Chasser, c'est respecter
Pratiquer la chasse, c’est agir avec responsabilité envers la nature, les espèces et les autres usagers du territoire. Cette éthique, fondée sur la connaissance, la prudence et le respect des équilibres naturels, constitue le socle d’une chasse moderne, encadrée et consciente de son rôle dans la gestion de la faune.
Une pratique fondée sur une relation responsable à la nature
Parce qu’elle replace l’être humain dans un rapport direct à la nature et à sa nature profonde, la chasse est le lieu d’une liberté, essentielle, fondamentale. Elle est aussi, de la même manière, une conscience aiguë et une responsabilité, celle de tout faire pour préserver les fragiles équilibres qui en sont la condition et la raison profonde.
Voilà ce qui fonde l’éthique de la chasse. Tout chasseur responsable sait qu’il n’y a pas de chasse possible, de chasse authentique sans respect intime de la vie sauvage et de ses lois. Ce sont elles qui inspirent les meilleures pratiques de chasse et les réglementations les plus pertinentes. Car elles respectent profondément la vie. Car elles acceptent la mort et les rapports naturels de prédation, sans les occulter. Chasser n’a donc rien de commun avec une quelconque forme de barbarie, de pulsion morbide, ni de sadisme ou de cruauté.
Une éthique qui se traduit par des pratiques concrètes
Entraînement régulier pour un tir assuré, connaissance pointue des espèces, respect et valorisation adéquate du gibier tué, dialogue avec les agriculteurs, respect des voisins, courtoisie, communication claire et proactive… l’éthique du chasseur ne se paie pas de mot. Elle s’exprime à travers des actes concrets. Une chasse éthique :
- S’inspire des lois de la nature et la respecte comme patrimoine commun irremplaçable
- Favorise l’amélioration du milieu et des habitats naturels
- Se réfère aux connaissances scientifiques les plus actuelles
- Ne prélève qu’à besoin, selon ce qu’exige le renouvellement et la protection des espèces
- Est pratiquée avec la plus grande prudence, et avec l’assurance de réduire au minimum la souffrance de l’animal.
- Refuse les actes de chasse gratuits et sans considération pour la valeur de l’animal.

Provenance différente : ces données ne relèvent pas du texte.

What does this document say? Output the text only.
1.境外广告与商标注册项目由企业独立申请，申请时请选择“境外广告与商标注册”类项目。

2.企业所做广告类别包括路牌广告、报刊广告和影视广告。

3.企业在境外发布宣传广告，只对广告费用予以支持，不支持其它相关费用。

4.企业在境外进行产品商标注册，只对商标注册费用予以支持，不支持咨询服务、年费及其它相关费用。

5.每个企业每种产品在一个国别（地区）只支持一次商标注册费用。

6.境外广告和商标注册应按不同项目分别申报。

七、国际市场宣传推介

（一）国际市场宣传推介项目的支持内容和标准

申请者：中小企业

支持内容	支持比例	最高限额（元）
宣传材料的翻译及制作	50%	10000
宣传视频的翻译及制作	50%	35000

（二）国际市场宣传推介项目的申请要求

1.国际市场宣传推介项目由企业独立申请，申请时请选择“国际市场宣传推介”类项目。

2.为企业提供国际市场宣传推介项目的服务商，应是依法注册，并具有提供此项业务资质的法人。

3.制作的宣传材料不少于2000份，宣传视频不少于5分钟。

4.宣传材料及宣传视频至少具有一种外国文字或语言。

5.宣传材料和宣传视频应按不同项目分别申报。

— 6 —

Chasser n’est de toute évidence pas un geste banal ni anodin. Ainsi nul ne peut chasser s’il n’est titulaire d’un permis de chasse. Comportant un volet théorique et un volet pratique, il est probablement l’un des permis les plus exigeants et les plus difficile à obtenir. Ainsi personne ne peut chasser sans connaître les règles de sécurité, les pratiques admises, le calendrier d’ouverture, etc. Il faut en outre être assuré, présenter un casier judiciaire vierge et s’acquitte chaque année de taxes régionale et communale de près de 250 euros.
Une pratique strictement encadrée par la loi
Chasser n’est de toute évidence pas un geste banal ni anodin. Ainsi nul ne peut chasser s’il n’est titulaire d’un permis de chasse. Comportant un volet théorique et un volet pratique, il est probablement l’un des permis les plus exigeants et les plus difficile à obtenir. Ainsi personne ne peut chasser sans connaître les règles de sécurité, les pratiques admises, le calendrier d’ouverture, etc. Il faut en outre être assuré, présenter un casier judiciaire vierge et s’acquitte chaque année de taxes régionale et communale de près de 250 euros.
Bon à savoir : un cadre légal précis pour protéger la nature et les territoires
Bon à savoir – Avec la loi de 1882 – avant déjà, en réalité –, le législateur a donné à la chasse un cadre, équilibré et démocratique, plusieurs fois remanié depuis. Et il a établi des sanctions pour ceux qui sortent de ce cadre : on ne peut tirer n’importe quoi, n’importe comment, n’importe quand. On ne chasse par sur le terrain d’autrui sans autorisation. La chasse doit être organisée de manière à prévenir les dommages importants aux cultures, à l’élevage, aux forêts, etc. La loi interdit les modes de chasse inadaptés tels que la tenderie, les pièges à mâchoires et collets. De même, l’élevage de gibier est interdit sauf strictes dérogations. Et le nourrissage est quant à lui, strictement encadré. Le lièvre, la perdrix et le cerf boisé ne peut être chassé qu’à condition d’adhérer à au conseil cynégétique de l’un des 49 territoires définis en Wallonie : ils sont chargés de la gestion commune de ces espèces. Par ailleurs, une exigeante réglementation de la possession, du transport et de l’utilisation des armes est d’application, ainsi que pour l’emploi des munitions selon le gibier chassé. Des contraintes spécifiques s’appliquent aussi à proximité des zones humides, pour prévenir toute pollution au plomb (v. AGW 22 septembre 2005). Et ce ne sont ici que quelques-unes des principales balises aux pratiques cynégétiques.